Job losses threaten UK’s cultural heritage

Job losses threaten UK’s cultural heritage

The British Museum has announced the loss of more than 150 jobs in an attempt to address the £5m structural deficit facing the organisation.


  • 30 Apr 2002

The losses are part of drastic cost cutting measures being introduced to stem the financial mire resulting from successive years of government underfunding. Grant in aid for the museum has fallen by approximately 30% in real terms over the last 10 years.

"These cuts follow previous rounds of redundancies, dressed up as efficiency savings and restructuring, and cast doubt on the British Museum’s ability to continue to act as a national cultural resource," said Gareth Williams, chair of the staff trade union side.

The cuts will mean fewer new exhibitions will be mounted, more galleries will be closed and less support will be available for the thousands of schoolchildren who visit the museum, both physically and virtually, every week. Public enquiries will also be met more slowly while loans to regional museums are likely to be affected.

The redundancies will also place pressures on the conservation of the collection and place increased demands on academic staff, reducing the amount of research undertaken and further undermining the BM’s reputation as an international centre of scholarship. This is against a backdrop of government demands for museums to expand their activities, despite decreasing levels of resources.

Alan Leighton, Prospect’s heritage officer, said: "The situation in the museum has now reached breaking point but other institutions in the sector will soon find themselves in similar situations.

"Staff have already borne the brunt of the museum’s financial difficulties for several years and have seen their pay fall significantly behind civil service colleagues."

Unions that represent 1,100 staff at the museum – Prospect, the Public and Commercial Services union, the First Division Association and T&GWU – say that enough is enough.

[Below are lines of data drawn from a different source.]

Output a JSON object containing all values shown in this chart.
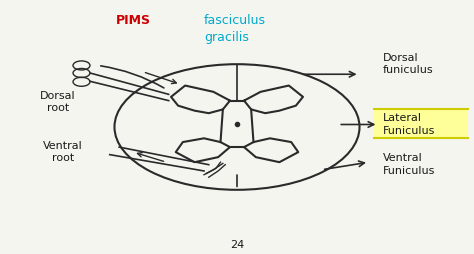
{
  "bg_color": "#f5f5f0",
  "title_pims": "PIMS",
  "title_pims_color": "#cc0000",
  "title_fasciculus": "fasciculus\ngracilis",
  "title_fasciculus_color": "#00aacc",
  "label_dorsal_root": "Dorsal\nroot",
  "label_ventral_root": "Ventral\nroot",
  "label_dorsal_funiculus": "Dorsal\nfuniculus",
  "label_lateral_funiculus": "Lateral\nFuniculus",
  "label_ventral_funiculus": "Ventral\nFuniculus",
  "page_number": "24",
  "yellow_box_color": "#ffff99",
  "spine_color": "#2a2a2a",
  "text_color": "#1a1a1a",
  "font_size": 8
}
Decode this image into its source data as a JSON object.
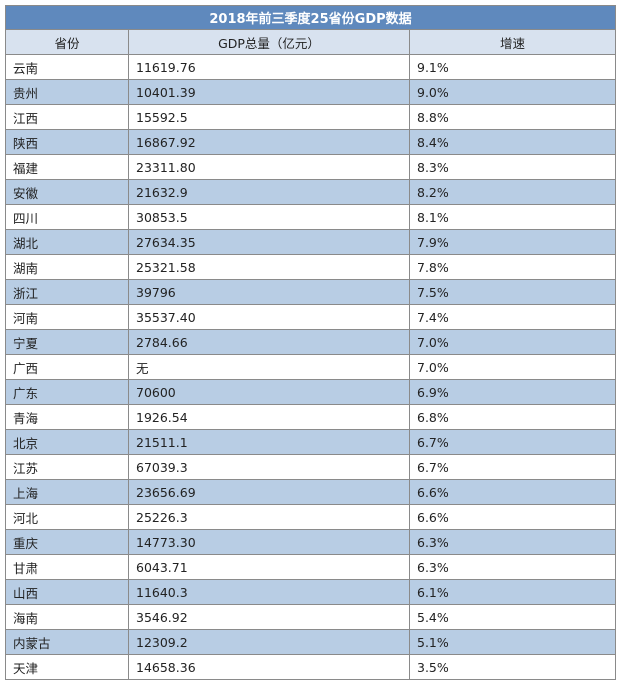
{
  "table": {
    "title": "2018年前三季度25省份GDP数据",
    "headers": [
      "省份",
      "GDP总量（亿元）",
      "增速"
    ],
    "rows": [
      [
        "云南",
        "11619.76",
        "9.1%"
      ],
      [
        "贵州",
        "10401.39",
        "9.0%"
      ],
      [
        "江西",
        "15592.5",
        "8.8%"
      ],
      [
        "陕西",
        "16867.92",
        "8.4%"
      ],
      [
        "福建",
        "23311.80",
        "8.3%"
      ],
      [
        "安徽",
        "21632.9",
        "8.2%"
      ],
      [
        "四川",
        "30853.5",
        "8.1%"
      ],
      [
        "湖北",
        "27634.35",
        "7.9%"
      ],
      [
        "湖南",
        "25321.58",
        "7.8%"
      ],
      [
        "浙江",
        "39796",
        "7.5%"
      ],
      [
        "河南",
        "35537.40",
        "7.4%"
      ],
      [
        "宁夏",
        "2784.66",
        "7.0%"
      ],
      [
        "广西",
        "无",
        "7.0%"
      ],
      [
        "广东",
        "70600",
        "6.9%"
      ],
      [
        "青海",
        "1926.54",
        "6.8%"
      ],
      [
        "北京",
        "21511.1",
        "6.7%"
      ],
      [
        "江苏",
        "67039.3",
        "6.7%"
      ],
      [
        "上海",
        "23656.69",
        "6.6%"
      ],
      [
        "河北",
        "25226.3",
        "6.6%"
      ],
      [
        "重庆",
        "14773.30",
        "6.3%"
      ],
      [
        "甘肃",
        "6043.71",
        "6.3%"
      ],
      [
        "山西",
        "11640.3",
        "6.1%"
      ],
      [
        "海南",
        "3546.92",
        "5.4%"
      ],
      [
        "内蒙古",
        "12309.2",
        "5.1%"
      ],
      [
        "天津",
        "14658.36",
        "3.5%"
      ]
    ]
  },
  "colors": {
    "title_bg": "#5f89bd",
    "header_bg": "#d8e2ef",
    "row_even_bg": "#b8cde4",
    "row_odd_bg": "#ffffff"
  }
}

"It is no longer possible for the museum to bow to pressure from Department for Culture, Media and Sport to deliver more and more with fewer resources," said Leighton.

Unions are calling on the government to address the fundamental problems of underfunding at the British Museum or accept that its own agenda, especially in areas such as access and education, cannot be delivered.

PCS officer Terry Adams said: "This government should recognise its responsibilities for the upkeep of one of this country’s great institutions.

"A fraction of the money thrown away on the Dome would keep it going into the next millennium. Instead, the future of an institution like the British Museum has come to depend on how many cups of coffee it sells. The government must intervene to secure the museum's future and full and proper access to its national treasures."

The unions will now be exploring with members the next course of action for resisting the cuts.

Notes:

In 2000, the British Museum opened its new Great Court at a cost of approximately £100m, funded by the National Lottery, English Heritage and private and corporate sponsors. Like many of the great flagship Millennium projects, the government has been happy to take credit for what has been regarded as a major success story.

But the Great Court has added significantly to the museum’s running costs, with no corresponding increase to levels of grant-in-aid. The museum has managed to increase substantially the amount of income it generates for itself to £13.8m but not by enough to match the higher operating costs of £58.7m, up from £45.8m in 1999-2000.

The British Museum’s projected grant in aid for 2005-5 is the same as 2001-2 (£36m) despite increased expenses.